Here’s one where I must slightly differ. I’m working with a client that did away with nearly all menus in favor of search. Now, they are introducing navigation because no one can find anything.

The practical reality is that a solid percentage of users – some estimate 50% – still prefer to browse to their targets. The other reality is the vast majority of organizations will never devote the resources required to make intranet search a star performer. To do it well is not just a one-time investment; it requires ongoing investment and management. How do you think Google got so good at it?

This means navigation continues to be valuable and should not be downgraded when planning your project budget. Unless you’ve got big dollars to throw at search on an ongoing basis, your users need good navigation too.

Social versus web-enablement of tasks

I’m a cheerleader of social technologies. More because they drive collaboration and connection among employees who otherwise would never interact. But I’m a fanatic fan of web-enabling tasks.

Enterprise Strategies writes in their third article in the series that employees value the intranet more when they get to do tasks on it. At least this is how I read the completion of online forms, upload/download documents and finding task instructions online. I’ve always strongly believed online tasks drive adoption. Plus, there is great potential ROI in web enabling business tasks. This is where your budget should be focused.

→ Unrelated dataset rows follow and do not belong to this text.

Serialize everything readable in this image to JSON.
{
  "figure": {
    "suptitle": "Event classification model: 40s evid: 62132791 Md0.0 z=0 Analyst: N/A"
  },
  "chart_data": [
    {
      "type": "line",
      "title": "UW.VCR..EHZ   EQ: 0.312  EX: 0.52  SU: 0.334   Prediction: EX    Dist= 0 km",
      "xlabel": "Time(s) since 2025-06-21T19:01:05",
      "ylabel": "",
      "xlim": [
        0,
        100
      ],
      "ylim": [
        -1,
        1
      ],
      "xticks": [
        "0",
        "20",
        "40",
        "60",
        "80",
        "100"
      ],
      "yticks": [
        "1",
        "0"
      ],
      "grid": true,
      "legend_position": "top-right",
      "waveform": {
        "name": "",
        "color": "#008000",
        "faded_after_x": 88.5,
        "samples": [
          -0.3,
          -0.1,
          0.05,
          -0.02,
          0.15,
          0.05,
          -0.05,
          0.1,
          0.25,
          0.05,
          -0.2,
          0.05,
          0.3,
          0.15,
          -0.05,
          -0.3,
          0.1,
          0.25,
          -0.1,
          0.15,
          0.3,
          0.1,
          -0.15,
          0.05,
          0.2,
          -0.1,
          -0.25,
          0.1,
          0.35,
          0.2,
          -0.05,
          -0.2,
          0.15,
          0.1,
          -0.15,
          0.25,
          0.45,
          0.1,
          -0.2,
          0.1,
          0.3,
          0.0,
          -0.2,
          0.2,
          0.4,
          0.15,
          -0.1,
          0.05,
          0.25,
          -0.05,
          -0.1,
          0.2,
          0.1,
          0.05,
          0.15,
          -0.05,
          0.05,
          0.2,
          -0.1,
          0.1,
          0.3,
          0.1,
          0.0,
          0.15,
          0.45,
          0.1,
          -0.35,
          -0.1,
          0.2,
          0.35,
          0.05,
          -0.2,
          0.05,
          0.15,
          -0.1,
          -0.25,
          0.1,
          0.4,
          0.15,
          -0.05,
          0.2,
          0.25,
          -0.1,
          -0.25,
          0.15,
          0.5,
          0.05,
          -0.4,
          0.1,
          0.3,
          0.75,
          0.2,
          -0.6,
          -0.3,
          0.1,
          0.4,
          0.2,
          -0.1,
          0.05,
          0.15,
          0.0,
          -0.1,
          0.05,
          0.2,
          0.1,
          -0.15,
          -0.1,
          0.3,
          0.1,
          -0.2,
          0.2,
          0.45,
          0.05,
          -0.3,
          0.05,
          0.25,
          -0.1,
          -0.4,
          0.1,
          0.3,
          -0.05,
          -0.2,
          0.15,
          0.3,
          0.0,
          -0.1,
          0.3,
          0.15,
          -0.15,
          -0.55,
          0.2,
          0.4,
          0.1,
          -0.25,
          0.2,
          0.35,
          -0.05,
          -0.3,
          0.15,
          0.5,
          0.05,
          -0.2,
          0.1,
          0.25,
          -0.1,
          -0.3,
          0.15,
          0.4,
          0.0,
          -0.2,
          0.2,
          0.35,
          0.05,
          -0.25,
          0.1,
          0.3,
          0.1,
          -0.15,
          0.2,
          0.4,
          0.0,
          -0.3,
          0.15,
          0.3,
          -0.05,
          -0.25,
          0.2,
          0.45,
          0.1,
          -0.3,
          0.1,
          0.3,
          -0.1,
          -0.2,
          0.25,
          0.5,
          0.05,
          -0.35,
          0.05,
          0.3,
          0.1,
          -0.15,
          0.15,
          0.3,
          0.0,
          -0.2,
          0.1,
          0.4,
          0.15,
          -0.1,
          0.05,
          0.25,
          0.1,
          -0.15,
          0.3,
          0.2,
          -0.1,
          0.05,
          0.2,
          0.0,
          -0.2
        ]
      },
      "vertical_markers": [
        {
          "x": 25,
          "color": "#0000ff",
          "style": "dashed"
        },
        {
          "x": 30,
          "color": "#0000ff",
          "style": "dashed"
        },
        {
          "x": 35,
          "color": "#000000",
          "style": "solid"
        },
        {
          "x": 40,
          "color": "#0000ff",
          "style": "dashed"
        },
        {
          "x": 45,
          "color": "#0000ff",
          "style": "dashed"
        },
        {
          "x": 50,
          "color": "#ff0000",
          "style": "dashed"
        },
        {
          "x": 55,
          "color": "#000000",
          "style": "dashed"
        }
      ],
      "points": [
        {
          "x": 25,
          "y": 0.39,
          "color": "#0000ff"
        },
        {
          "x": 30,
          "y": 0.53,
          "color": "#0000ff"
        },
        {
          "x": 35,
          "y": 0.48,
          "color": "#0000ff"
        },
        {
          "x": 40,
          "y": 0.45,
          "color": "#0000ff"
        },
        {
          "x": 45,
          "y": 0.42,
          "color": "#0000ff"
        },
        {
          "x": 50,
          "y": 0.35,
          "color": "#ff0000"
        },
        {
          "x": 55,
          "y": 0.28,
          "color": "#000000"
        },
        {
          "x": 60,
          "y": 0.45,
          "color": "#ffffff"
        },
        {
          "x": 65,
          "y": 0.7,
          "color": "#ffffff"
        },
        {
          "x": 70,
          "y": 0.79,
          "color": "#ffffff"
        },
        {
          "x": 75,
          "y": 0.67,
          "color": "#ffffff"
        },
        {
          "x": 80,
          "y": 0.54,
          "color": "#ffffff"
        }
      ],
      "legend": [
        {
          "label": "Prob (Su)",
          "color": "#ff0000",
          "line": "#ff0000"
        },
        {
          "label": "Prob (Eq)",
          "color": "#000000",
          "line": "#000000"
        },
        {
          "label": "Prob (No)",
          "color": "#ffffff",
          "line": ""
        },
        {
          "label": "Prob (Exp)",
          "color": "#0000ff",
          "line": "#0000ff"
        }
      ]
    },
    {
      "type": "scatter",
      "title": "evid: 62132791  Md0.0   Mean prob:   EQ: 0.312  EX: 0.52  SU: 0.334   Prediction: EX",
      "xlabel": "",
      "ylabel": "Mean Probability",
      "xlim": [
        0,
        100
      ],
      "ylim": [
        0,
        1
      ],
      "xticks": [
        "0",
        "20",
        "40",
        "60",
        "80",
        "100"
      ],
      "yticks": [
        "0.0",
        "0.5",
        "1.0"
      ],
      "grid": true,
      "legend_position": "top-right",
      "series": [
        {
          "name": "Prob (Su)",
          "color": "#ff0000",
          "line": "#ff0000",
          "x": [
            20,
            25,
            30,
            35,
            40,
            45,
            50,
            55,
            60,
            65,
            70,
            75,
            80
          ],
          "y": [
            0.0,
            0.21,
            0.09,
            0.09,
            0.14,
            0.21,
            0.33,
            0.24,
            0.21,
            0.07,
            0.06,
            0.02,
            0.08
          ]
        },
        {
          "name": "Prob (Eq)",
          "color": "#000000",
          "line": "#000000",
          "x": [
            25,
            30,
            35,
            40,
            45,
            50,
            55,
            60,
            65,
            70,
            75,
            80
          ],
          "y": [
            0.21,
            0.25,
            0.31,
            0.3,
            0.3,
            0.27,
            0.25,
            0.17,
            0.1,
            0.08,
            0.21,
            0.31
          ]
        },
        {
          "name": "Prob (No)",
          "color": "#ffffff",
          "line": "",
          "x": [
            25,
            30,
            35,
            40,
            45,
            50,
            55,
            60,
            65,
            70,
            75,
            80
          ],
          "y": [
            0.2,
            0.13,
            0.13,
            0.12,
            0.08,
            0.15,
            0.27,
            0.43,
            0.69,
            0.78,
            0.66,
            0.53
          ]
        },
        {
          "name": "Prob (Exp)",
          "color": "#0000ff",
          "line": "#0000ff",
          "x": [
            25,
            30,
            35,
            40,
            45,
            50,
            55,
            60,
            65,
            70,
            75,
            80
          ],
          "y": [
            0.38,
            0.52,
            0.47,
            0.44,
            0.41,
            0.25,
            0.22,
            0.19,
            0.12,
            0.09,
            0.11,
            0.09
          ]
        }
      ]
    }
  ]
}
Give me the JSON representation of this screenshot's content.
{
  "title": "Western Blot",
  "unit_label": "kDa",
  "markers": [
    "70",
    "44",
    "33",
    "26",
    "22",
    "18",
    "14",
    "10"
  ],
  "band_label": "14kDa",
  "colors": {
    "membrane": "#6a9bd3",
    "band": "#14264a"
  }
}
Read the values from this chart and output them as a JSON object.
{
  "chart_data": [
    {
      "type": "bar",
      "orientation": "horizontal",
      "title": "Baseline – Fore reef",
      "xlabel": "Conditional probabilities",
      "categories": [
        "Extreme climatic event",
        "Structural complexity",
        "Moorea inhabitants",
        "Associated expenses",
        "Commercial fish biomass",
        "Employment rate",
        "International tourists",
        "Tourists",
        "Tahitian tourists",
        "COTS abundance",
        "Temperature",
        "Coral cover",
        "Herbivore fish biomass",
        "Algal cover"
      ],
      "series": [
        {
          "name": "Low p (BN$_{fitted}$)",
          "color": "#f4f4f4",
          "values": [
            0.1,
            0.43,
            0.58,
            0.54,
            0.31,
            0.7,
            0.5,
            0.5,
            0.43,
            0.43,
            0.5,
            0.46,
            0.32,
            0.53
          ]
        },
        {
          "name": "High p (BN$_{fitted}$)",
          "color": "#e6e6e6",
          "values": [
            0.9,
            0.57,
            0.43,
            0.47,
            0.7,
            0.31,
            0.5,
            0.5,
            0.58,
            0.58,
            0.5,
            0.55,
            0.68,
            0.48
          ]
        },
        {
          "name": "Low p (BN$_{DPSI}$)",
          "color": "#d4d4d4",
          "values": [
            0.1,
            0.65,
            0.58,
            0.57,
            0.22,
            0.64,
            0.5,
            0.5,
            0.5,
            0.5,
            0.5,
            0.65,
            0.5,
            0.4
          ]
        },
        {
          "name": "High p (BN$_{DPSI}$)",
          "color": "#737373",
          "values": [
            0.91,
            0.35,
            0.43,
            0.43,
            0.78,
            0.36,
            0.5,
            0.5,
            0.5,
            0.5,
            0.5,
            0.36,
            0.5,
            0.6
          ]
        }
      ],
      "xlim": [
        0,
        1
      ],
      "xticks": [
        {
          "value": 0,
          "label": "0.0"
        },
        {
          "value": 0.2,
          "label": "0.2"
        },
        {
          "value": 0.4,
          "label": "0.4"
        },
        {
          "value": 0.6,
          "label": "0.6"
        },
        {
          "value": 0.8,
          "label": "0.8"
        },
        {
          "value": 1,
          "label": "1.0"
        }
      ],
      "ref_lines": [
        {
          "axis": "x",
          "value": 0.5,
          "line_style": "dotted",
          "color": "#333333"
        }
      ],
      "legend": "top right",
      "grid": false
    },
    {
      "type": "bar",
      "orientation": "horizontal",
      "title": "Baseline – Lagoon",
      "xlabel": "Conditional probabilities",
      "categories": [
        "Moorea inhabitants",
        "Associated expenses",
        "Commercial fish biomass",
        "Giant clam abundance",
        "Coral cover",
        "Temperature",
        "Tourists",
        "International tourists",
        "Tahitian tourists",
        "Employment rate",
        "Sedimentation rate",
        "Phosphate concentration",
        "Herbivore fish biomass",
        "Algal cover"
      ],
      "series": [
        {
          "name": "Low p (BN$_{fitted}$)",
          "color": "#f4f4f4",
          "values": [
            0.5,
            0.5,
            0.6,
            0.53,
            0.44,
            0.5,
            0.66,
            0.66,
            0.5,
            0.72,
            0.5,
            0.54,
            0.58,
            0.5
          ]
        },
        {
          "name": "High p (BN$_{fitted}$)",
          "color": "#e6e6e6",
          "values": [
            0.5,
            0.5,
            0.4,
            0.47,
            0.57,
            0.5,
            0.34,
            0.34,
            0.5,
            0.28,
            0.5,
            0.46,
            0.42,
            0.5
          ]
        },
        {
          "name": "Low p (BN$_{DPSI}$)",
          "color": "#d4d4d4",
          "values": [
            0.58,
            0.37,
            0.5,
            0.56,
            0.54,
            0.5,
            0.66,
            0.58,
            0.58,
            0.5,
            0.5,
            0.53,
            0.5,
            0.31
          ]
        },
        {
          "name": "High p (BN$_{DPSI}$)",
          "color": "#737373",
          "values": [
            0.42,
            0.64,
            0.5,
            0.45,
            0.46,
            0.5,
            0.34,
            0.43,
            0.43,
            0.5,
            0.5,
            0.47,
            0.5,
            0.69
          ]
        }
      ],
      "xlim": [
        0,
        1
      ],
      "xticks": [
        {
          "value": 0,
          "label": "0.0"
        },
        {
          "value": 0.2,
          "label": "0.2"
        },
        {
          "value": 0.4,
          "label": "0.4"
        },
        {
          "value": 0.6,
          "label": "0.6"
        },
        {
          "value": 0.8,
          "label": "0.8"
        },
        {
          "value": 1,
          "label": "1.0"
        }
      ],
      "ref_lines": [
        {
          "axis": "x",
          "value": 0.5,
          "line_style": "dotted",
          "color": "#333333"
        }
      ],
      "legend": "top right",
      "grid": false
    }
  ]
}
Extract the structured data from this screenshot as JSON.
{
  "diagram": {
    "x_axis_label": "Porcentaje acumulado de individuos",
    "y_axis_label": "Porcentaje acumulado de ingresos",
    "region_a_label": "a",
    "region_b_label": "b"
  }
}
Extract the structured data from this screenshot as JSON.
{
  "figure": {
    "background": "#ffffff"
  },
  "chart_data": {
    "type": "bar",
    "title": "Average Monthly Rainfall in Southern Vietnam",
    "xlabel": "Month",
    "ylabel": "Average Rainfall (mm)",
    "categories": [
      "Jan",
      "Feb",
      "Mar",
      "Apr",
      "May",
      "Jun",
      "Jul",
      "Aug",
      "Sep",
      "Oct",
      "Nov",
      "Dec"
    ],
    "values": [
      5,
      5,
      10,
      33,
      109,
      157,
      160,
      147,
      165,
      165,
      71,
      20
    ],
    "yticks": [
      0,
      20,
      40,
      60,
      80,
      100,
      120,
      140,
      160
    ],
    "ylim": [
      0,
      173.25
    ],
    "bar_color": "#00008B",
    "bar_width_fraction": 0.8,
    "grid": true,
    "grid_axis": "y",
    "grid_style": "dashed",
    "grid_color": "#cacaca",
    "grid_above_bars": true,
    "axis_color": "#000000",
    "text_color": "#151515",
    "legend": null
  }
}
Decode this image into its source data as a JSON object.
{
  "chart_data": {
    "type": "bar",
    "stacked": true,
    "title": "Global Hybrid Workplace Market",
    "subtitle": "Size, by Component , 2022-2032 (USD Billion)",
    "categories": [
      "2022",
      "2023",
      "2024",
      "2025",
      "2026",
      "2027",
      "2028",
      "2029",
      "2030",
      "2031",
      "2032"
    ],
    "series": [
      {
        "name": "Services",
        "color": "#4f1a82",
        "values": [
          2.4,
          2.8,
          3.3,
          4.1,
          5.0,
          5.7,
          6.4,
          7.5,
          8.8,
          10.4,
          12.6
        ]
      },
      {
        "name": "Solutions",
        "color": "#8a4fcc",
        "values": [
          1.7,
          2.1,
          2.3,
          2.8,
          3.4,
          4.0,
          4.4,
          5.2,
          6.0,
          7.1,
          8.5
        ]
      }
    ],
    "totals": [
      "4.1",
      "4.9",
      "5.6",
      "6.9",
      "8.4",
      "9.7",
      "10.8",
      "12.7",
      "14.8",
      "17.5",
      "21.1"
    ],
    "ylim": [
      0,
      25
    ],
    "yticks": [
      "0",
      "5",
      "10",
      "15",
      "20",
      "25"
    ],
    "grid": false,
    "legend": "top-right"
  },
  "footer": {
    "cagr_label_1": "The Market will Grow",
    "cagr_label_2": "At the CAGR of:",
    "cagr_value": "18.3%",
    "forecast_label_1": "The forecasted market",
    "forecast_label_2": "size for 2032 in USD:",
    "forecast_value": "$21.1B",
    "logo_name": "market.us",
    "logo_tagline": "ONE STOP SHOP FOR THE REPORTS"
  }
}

But the finding that employees value the intranet more because they can comment or provide feedback seems dubious. I wonder if the data is available to demonstrate how many of those employees actually do things like commenting and giving feedback. The latest edition of Groundswell illustrates US online adult behavior:

  • 46% comment on other peoples social networking pages
  • 22% contribute to online forums or discussion groups
  • 20% comments on someone else’s blog

If we assume our employee base is at some middle point, then we might have about a third of employees who will engage in these ways. The good news is that commenting and feedback are pretty simple capabilities built into most platforms. So it shouldn’t be a budget factor. Still, the lesson is to drive more budget into web enabling business tasks than major customization of social elements such as commenting, liking and feedback.

SLAs and Mobility

The fourth article focuses on up time and mobility. It should not surprise us that employees expect the intranet to be on all the time, nor should it surprise us that they want access from wherever they are working.

Witness the fact that Microsoft’s Office 365 service level agreement (SLA) indicates that if they can’t deliver at least 95% up time in a given month, you don’t pay (according to John Huschka in his presentation at SharePoint Fest in Denver). Granted there’s a lot more in Office 365 than just your SharePoint intranet, but I think the implication is what Enterprise Strategies has confirmed. The entire digital workplace, including the intranet, should be business critical, which creates value with users.

If productivity is part of your intranet strategy, then you have to pay attention to up time and mobile access. Particularly as we shove more and more business process into the intranet, employees need it to get their work done; from a task basis, not just a content basis.

Some industries have a screaming need for mobile, such as:

  • Healthcare
  • Organizations with large sales teams/functions
  • Organizations with remote or site-based employees such as telecommunications, mining, manufacturing and energy
  • Food service

The lessons are to include an SLA in your governance model, and find out if mobile is important to your business. Both can deliver user value.

That’s as far as Enterprise Strategies has gotten so far. Can’t wait for the rest of the series!